一途な彼は真面目で純粋で歳下で。《完結》
そう言って握られていた指先に優しくキスを落とされ、そのまま指を甘噛みされた。
そんな事を男性にされた事は初めてで、つい変な声を上げてしまう。
「ひぁっ、、!?あああ暁人くんっ!?!?」
『これに懲りたら、、もう無闇に触らないで下さい。俺の鉄壁な理性に感謝して下さい。今回はこれで許しますが、次はありませんので覚悟しておいて下さい。いいですね?』
キャパオーバーで言葉が出せない代わりに必死に何度も頷くと、ふわりといつものように笑ってようやく解放された。

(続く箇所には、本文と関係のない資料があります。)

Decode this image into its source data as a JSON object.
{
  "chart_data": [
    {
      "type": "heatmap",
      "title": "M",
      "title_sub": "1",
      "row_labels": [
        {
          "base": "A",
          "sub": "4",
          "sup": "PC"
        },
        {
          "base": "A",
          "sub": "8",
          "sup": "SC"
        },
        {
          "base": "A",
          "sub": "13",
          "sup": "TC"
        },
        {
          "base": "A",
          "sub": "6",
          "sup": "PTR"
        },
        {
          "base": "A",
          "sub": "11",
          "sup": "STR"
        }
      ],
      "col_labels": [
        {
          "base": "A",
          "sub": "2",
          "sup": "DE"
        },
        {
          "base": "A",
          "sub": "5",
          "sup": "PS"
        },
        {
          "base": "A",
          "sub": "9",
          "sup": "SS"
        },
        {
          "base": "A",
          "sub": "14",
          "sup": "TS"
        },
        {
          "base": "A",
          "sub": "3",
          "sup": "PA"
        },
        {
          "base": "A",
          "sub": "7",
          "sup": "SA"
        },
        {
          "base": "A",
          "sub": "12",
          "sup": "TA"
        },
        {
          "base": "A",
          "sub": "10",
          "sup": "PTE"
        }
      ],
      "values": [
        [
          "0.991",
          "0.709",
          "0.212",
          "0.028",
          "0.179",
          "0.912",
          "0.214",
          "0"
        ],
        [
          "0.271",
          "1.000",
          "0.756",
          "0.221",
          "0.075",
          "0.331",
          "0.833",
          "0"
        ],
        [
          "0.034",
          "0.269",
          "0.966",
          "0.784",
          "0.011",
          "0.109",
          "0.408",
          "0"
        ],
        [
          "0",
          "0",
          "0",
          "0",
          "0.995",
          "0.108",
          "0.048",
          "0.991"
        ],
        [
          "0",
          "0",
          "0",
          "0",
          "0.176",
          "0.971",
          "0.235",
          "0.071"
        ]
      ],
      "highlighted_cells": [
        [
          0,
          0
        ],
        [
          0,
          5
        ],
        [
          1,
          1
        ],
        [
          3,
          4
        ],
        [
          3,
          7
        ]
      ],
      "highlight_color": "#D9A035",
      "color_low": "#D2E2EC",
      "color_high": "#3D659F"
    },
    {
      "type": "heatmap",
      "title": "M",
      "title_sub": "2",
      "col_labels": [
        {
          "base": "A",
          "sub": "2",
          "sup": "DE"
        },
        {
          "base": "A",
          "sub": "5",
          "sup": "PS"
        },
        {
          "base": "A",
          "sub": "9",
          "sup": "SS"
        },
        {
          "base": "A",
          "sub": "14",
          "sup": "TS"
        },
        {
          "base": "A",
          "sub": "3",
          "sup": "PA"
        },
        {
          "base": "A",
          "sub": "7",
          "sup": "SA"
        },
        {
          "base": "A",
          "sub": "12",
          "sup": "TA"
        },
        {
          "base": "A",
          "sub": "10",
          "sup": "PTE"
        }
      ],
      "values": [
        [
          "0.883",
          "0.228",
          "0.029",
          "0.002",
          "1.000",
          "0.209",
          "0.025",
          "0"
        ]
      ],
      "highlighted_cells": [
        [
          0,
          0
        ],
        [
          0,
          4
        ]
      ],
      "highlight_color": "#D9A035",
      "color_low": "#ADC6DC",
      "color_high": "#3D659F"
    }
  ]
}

『じゃあ帰りましょうか。シートベルトはされましたか?発進しますよ。』
そう声を掛けてから会社の駐車場を出た。
『ちなみにお住まいのアパートはどの辺ですか?』
「隣町のみどり公園の道向かい、、です。」
『分かりました。では安全運転で向かいます。』
「お、お願いします。」
あんな事があった後だから、どうしても会話が固くなってしまっていつものようには接する事が出来ない。
彼を〝男性〟だと意識せずにはいられない。
けして強く噛まれた訳じゃないのに甘噛みされた指がジンジンと痺れて、少し赤くなっている。